リンクのビデオで1時間5分くらいから、日本の三者(アジ美、アーティストの武谷大介さん、日本国際パフォーマンスアートフェスティバル=NIPAFの霜田誠二さん)からのメッセージを、国立ギャラリーの堀川理沙さんが代読しているのを見ることがきます。霜田さんがよせたメッセージ(長い…)で、彼が1995年のNIPAFに招待する東南アジア作家をらーさん(当時福岡市美術館)に照会、らーさんはそのときに東京にいたタン・ダウを紹介、しかし霜田さんに会ったダウは、自分はもう日本に何回も来ているからということで若手作家として紹介されたのがリー・ウェンだったことがわかります(らーさんは覚えてませんでした)。ちなみにこのNIPAFでのリー・ウェンのパフォーマンス「ゴーストストーリー」はらーさんも見に行ってます。写真記録が手元になく確認できませんが、骸骨のような不気味なペイントをしたものだったと思います。いっしょに見ていた藤浩志さんが「リー・ウェン、なんかかわいかったですね」と言ったことだけ妙に覚えているそうです。

 霜田さんも上記メッセージでふれてますが、このブログでリー・ウェンをアジア美術の「英雄時代」を築いたひとりと書きました。この言葉が適切かどうかわかりませんが、1990年代前半は、80年代後半に中国や東南アジア各地で、「西洋の様式とアジアの題材・伝統」という折衷的モダニズムを乗り越える地殻変動が美術に起こり、シンガポールではタン・ダウ、リー・ウェン、アマンダ・ヘン、インドネシアでヘリ・ドノ、ダダン・クリスタント、タイでモンティエン・ブンマー、ナウィン・ラワンチャイクン、チャーチャーイ・プイピア、マレーシアでタン・チンクアン、ウォン・ホイチョンが国際交流基金(美術前線北上中 東南アジアのニューアート、1992年)や福岡市美術館(第4回アジア美術展、1994年)などで紹介されていった時代です。

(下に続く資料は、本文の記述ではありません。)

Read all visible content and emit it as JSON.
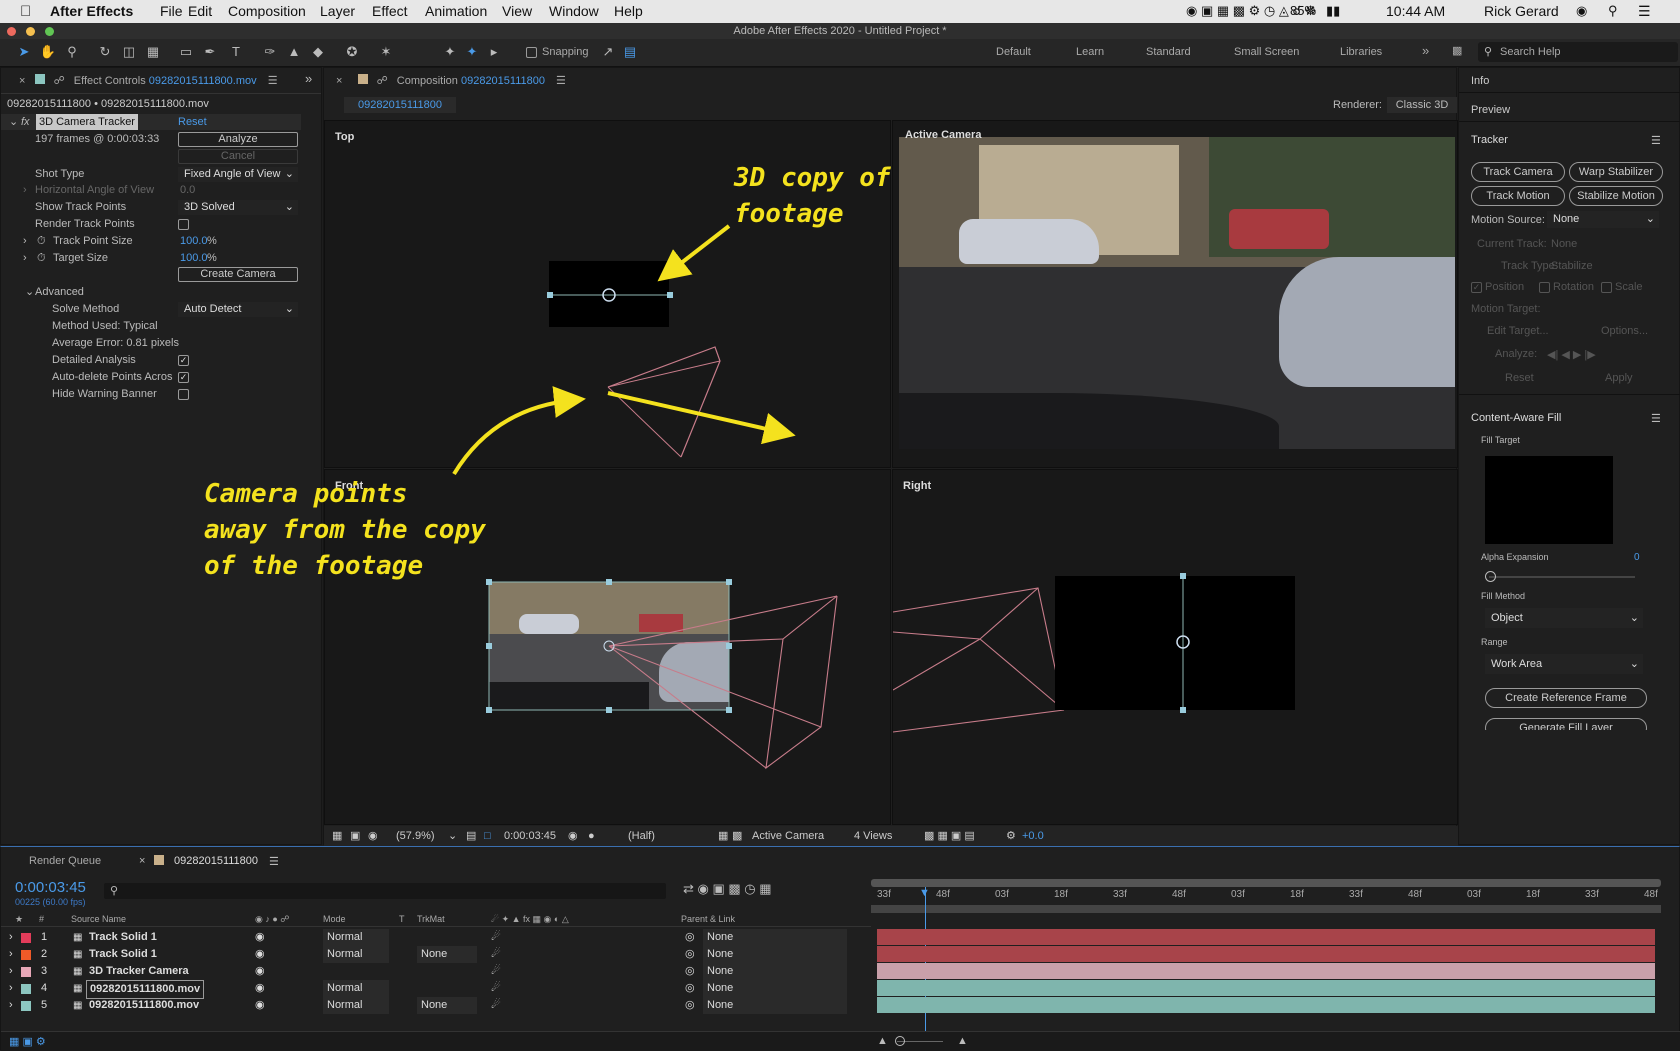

(ちなみにこのふたつの展覧会の間には、ミュージアム・シティ・プロジェクトと三菱地所アルティアムによる「非常口 中国前衛美術家展」という、アジア現代美術の概念を決定的に変えてしまった驚異的な展覧会が福岡で開かれています。)これらの新傾向は、大掛かりなインスタレーション(およびパフォーマンス)+政治社会的テーマ+民族的伝統の結合による、今の目で見ればかなり粗削りであったものの、国際展への機会もマーケットも行政機関や企業からのコミッションもない時代(自由な表現が許されないところを含む)に、「受け手/観客」が未成熟な時代に、とにかくやりたいことにチャレンジする内発的実験精神(らーさんがよく使う谷川雁のいう「初発のエネルギィ」)を爆発させていき、それが各作家個人のみならずアジア美術の国際的な認知につながったことにおいて「英雄的」であったのです。

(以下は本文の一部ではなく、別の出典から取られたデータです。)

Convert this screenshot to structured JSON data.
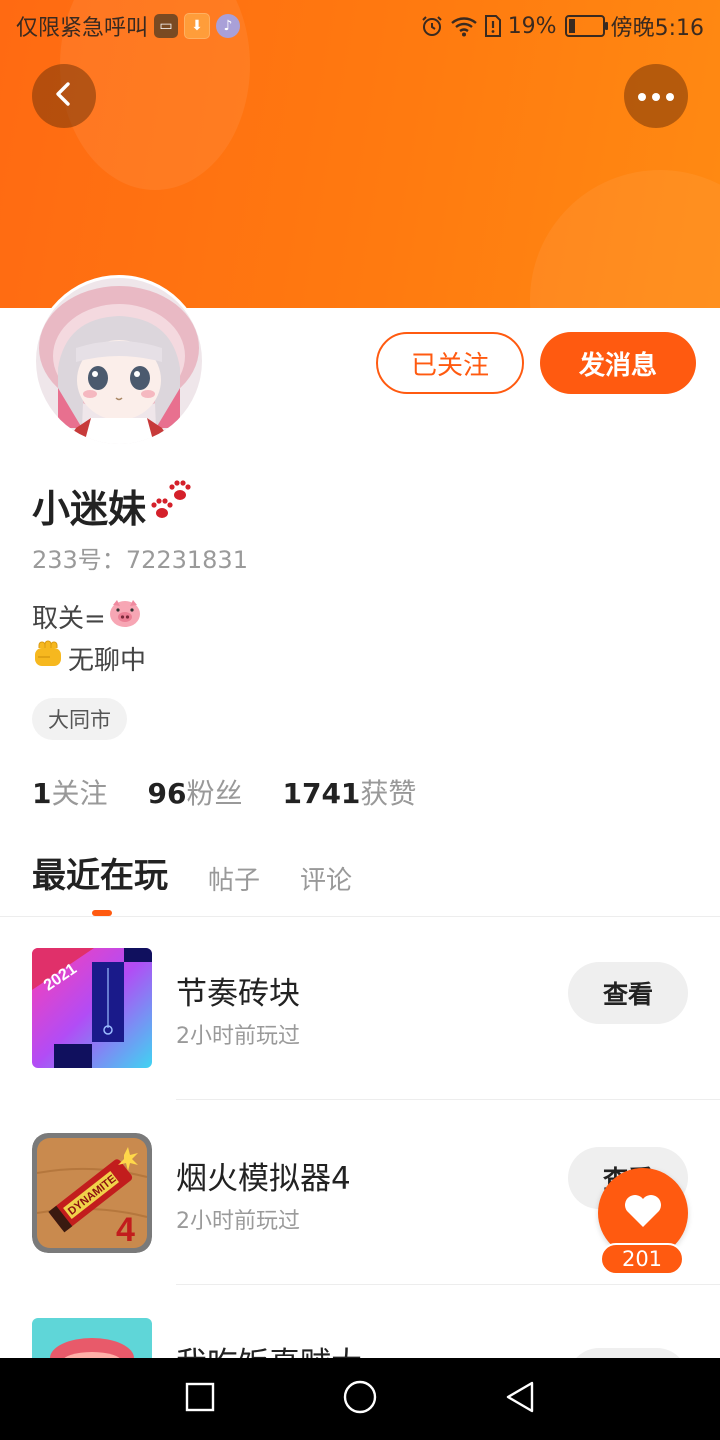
{
  "status_bar": {
    "carrier": "仅限紧急呼叫",
    "battery": "19%",
    "battery_level": 0.19,
    "time": "傍晚5:16"
  },
  "header": {
    "back_icon": "chevron-left-icon",
    "more_icon": "more-dots-icon"
  },
  "profile": {
    "name": "小迷妹",
    "id_label": "233号：",
    "id_value": "72231831",
    "bio_line1": "取关=",
    "bio_line2": "无聊中",
    "location": "大同市",
    "follow_button": "已关注",
    "message_button": "发消息"
  },
  "stats": {
    "following_count": "1",
    "following_label": "关注",
    "fans_count": "96",
    "fans_label": "粉丝",
    "likes_count": "1741",
    "likes_label": "获赞"
  },
  "tabs": [
    {
      "label": "最近在玩",
      "active": true
    },
    {
      "label": "帖子",
      "active": false
    },
    {
      "label": "评论",
      "active": false
    }
  ],
  "games": [
    {
      "name": "节奏砖块",
      "time": "2小时前玩过",
      "button": "查看",
      "badge": "2021"
    },
    {
      "name": "烟火模拟器4",
      "time": "2小时前玩过",
      "button": "查看",
      "badge": "4"
    },
    {
      "name": "我吃饭真贼大",
      "time": "",
      "button": ""
    }
  ],
  "fab": {
    "count": "201",
    "icon": "heart-icon"
  },
  "colors": {
    "brand": "#ff5a10",
    "banner": "#ff7a10"
  }
}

 この時代に国際舞台に乗り出した作家たちのなかには、絶えず作品を進化・発展・成熟させていった作家たちだけでなく、今や制作をやめてしまったり、美術市場向けのブランド作品を繰り返したり、国際展や行政機関や美術館からの期待を満たすだけの作品を作っている作家もいるでしょう。しかし、先にふれたように、リー・ウェンは国内外から高い評価を受けるようになっても、造形作家(身体や空間利用を含む)としての作り込み、言葉による思考、人間の自由を束縛する制度への問いかけ、国内の若手支援や国際的なネットワークやアーカイブによる共有・連帯や歴史的継承の使命を最後まで貫いた作家だと思います。思想と行動の両面での一貫性と、このような使命感ゆえにこそ、リー・ウェンは「あの(英雄)時代」だけでなく、今日、そして未来にも、もはや「英雄」としてでなく、ひとりのアーティストとして生き続けることでしょう。